The Center for Public Service Law's annual Public Law Advocacy Week (P*LAW), held Jan. 26-29, featured panels focusing on disability rights, labor law, LGBTQ+ rights, immigration law, and more.
“This year's P*LAW programming brought hundreds of members of the Cardozo community together to confront crucial public interest issues,” said Alissa Bernstein, director of the Center for Public Service Law. “The Student Planning Team did a phenomenal job, leading discussions that tackled a number of complex and consequential topics. We are grateful to everyone who contributed, including the P*LAW Student Planning Team, the panelists, and the faculty and staff who helped make it possible to hold 11 P*LAW sessions in four days.”
During the “Documenting Atrocity: Medicine, Law, and Accountability in Conflict Zones” panel, organized by Cardozo 1L students Alex Nesmith and William Jaffe, lawyers and doctors discussed the systemic hurdles that come with helping clients and patients who have experienced mass atrocity, and how legal remedy alongside medical treatment are crucial to the healing process.

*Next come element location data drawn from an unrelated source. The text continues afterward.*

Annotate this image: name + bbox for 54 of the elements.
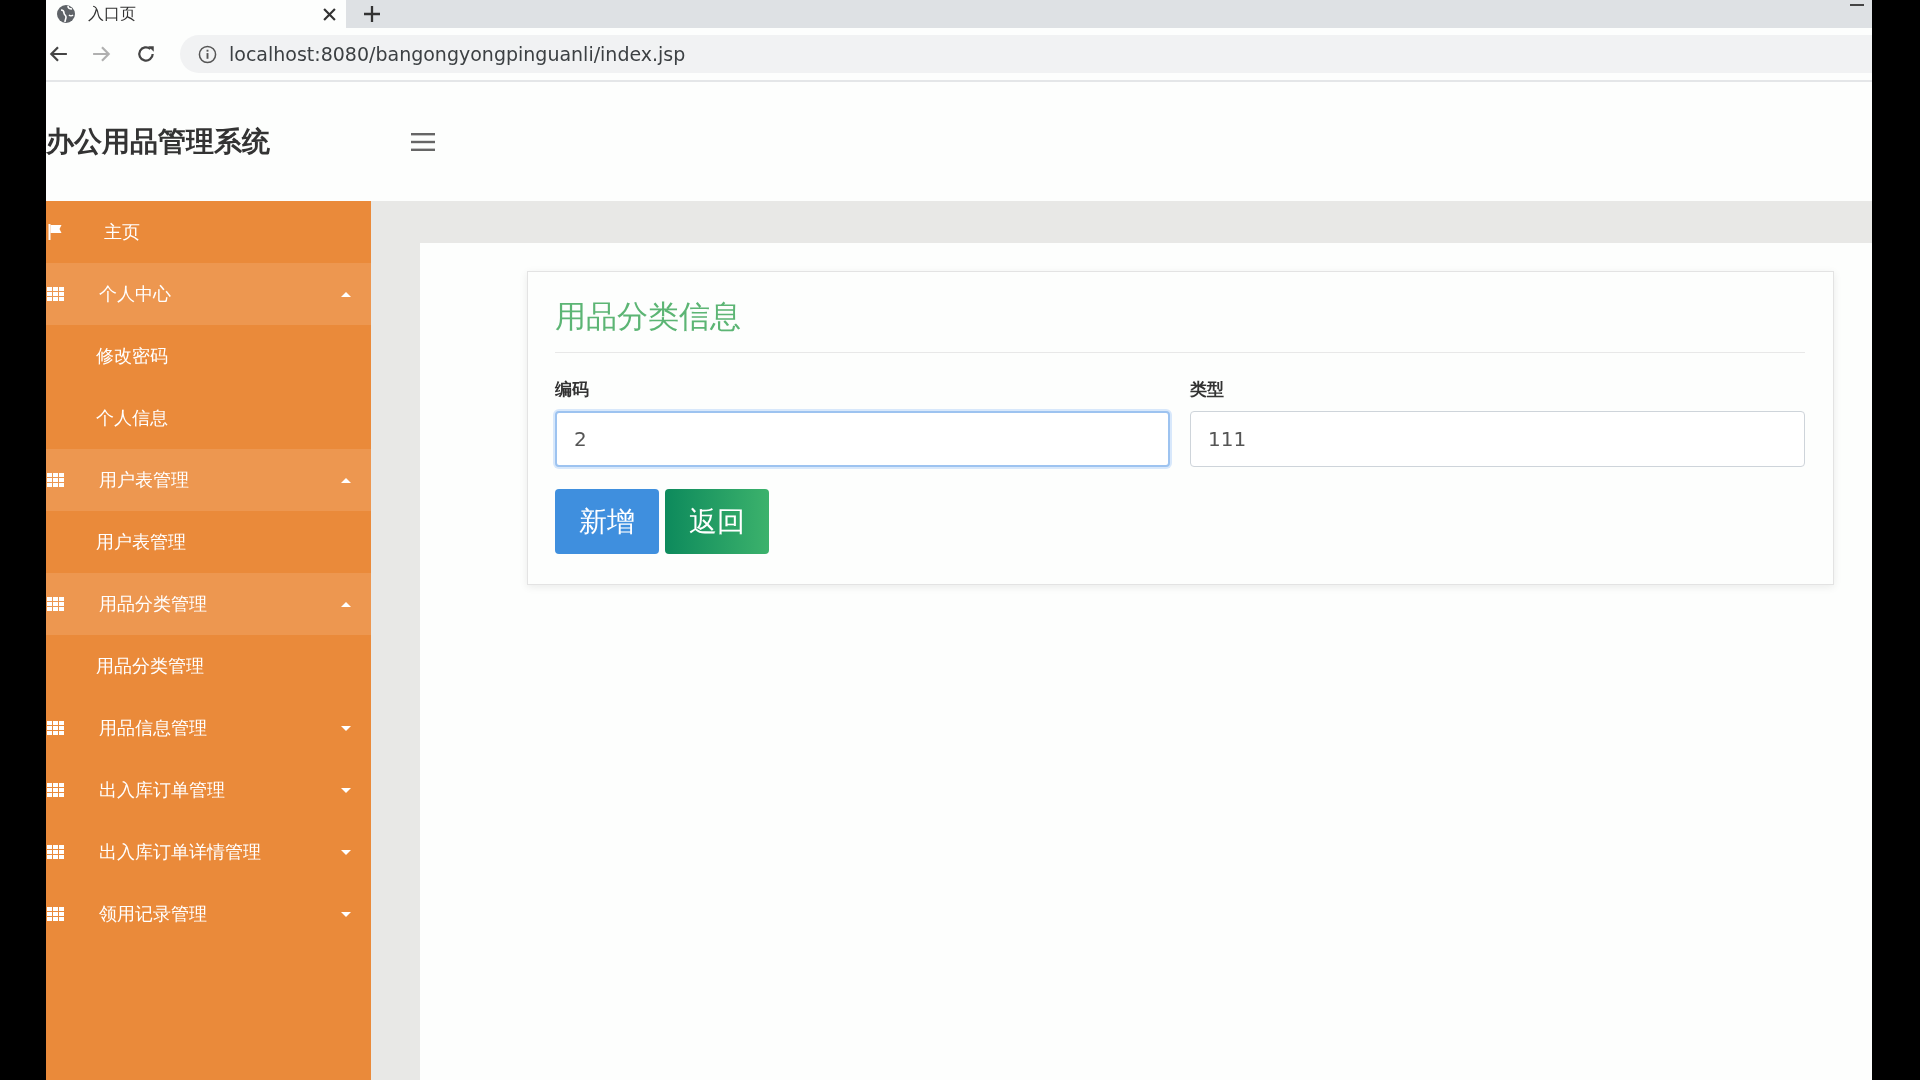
reload-icon[interactable] (136, 44, 156, 64)
form-title: 用品分类信息 (555, 296, 1805, 353)
field-label: 编码 (555, 378, 590, 401)
caret-icon (341, 477, 351, 483)
grid-icon (47, 287, 64, 301)
caret-icon (341, 849, 351, 855)
input-field[interactable]: 2 (555, 411, 1170, 467)
close-icon[interactable] (323, 7, 336, 21)
sidebar-link[interactable]: 主页 (46, 201, 371, 263)
sidebar-label: 个人中心 (99, 282, 172, 306)
back-icon[interactable] (48, 44, 68, 64)
caret-icon (341, 725, 351, 731)
caret-icon (341, 787, 351, 793)
sidebar-subitem[interactable]: 用品分类管理 (46, 635, 371, 697)
sidebar-label: 出入库订单详情管理 (99, 840, 262, 864)
grid-icon (47, 597, 64, 611)
sidebar-subitem[interactable]: 用户表管理 (46, 511, 371, 573)
caret-icon (341, 601, 351, 607)
sidebar-group[interactable]: 个人中心 (46, 263, 371, 325)
flag-icon (47, 224, 64, 240)
grid-icon (47, 473, 64, 487)
sidebar-label: 用户表管理 (99, 468, 190, 492)
sidebar-label: 出入库订单管理 (99, 778, 226, 802)
sidebar-group[interactable]: 出入库订单管理 (46, 759, 371, 821)
sidebar-label: 领用记录管理 (99, 902, 208, 926)
app-title: 办公用品管理系统 (46, 123, 271, 160)
sidebar-group[interactable]: 用品分类管理 (46, 573, 371, 635)
input-field[interactable]: 111 (1190, 411, 1805, 467)
grid-icon (47, 783, 64, 797)
url-text: localhost:8080/bangongyongpinguanli/index.jsp (229, 43, 686, 65)
sidebar-group[interactable]: 出入库订单详情管理 (46, 821, 371, 883)
add-button[interactable]: 新增 (555, 489, 659, 554)
sidebar-subitem[interactable]: 个人信息 (46, 387, 371, 449)
caret-icon (341, 911, 351, 917)
grid-icon (47, 907, 64, 921)
tab-title: 入口页 (88, 3, 137, 25)
sidebar-label: 主页 (104, 220, 141, 244)
caret-icon (341, 291, 351, 297)
sidebar-group[interactable]: 用品信息管理 (46, 697, 371, 759)
sidebar-group[interactable]: 领用记录管理 (46, 883, 371, 945)
menu-icon[interactable] (411, 132, 435, 151)
address-bar[interactable]: localhost:8080/bangongyongpinguanli/index.jsp (180, 35, 1872, 73)
sidebar-group[interactable]: 用户表管理 (46, 449, 371, 511)
grid-icon (47, 721, 64, 735)
sidebar-subitem[interactable]: 修改密码 (46, 325, 371, 387)
grid-icon (47, 845, 64, 859)
new-tab-icon[interactable] (364, 6, 380, 22)
sidebar-label: 用品信息管理 (99, 716, 208, 740)
browser-tab[interactable]: 入口页 (46, 0, 346, 28)
info-icon[interactable] (198, 44, 217, 64)
sidebar-label: 用品分类管理 (99, 592, 208, 616)
field-label: 类型 (1190, 378, 1225, 401)
globe-icon (56, 4, 76, 24)
back-button[interactable]: 返回 (665, 489, 769, 554)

Dr. Hawthorne E. Smith, program director at the Bellevue/NYU Program for Survivors of Torture and a clinical associate professor in the NYU Department of Psychiatry, told law students that their work can be therapeutic to those they help, even if what they do is not therapy.
He emphasized that a common thread between lawyers and clinicians is to give their clients and patients the space to feel safe and empowered.
“Empowerment — not coming from an ‘expert’ standpoint of ‘I’m a lawyer, I’m a clinician, here is how we’re going to do this according to this protocol,’ even with protocol, we need to be flexible,” Dr. Smith said. “We need to have more of a collaborative stance with these folks, make them feel like we have a stake in this. It’s our job, but it’s their lives, and we need to respect that.”
Several Cardozo alumni were P*LAW panelists. They included Taylor Brown ’17, assistant attorney general in the Civil Rights Bureau Office of the New York State Attorney General; Lynly Egyes ’09, legal director for the Transgender Law Center; and Jessie Shaw ’21, senior attorney with the New York State Department of Environmental Conservation. They were given the platform to share their insights and experiences in their chosen fields with the next generation of Cardozo lawyers.
Students played a key role in organizing and coordinating the week’s events. They developed panel themes, reached out to experts, and led and moderated discussions.
“I am so grateful to the student planners for facilitating interesting, important, and engaging programming during P*LAW,” said Zachary Dugan, assistant director of the Center for Public Service Law and Office of Career Services. “Their time and energy created a buzz around the school, and we look forward to their involvement — and new student planners, too — when P*LAW happens next year.”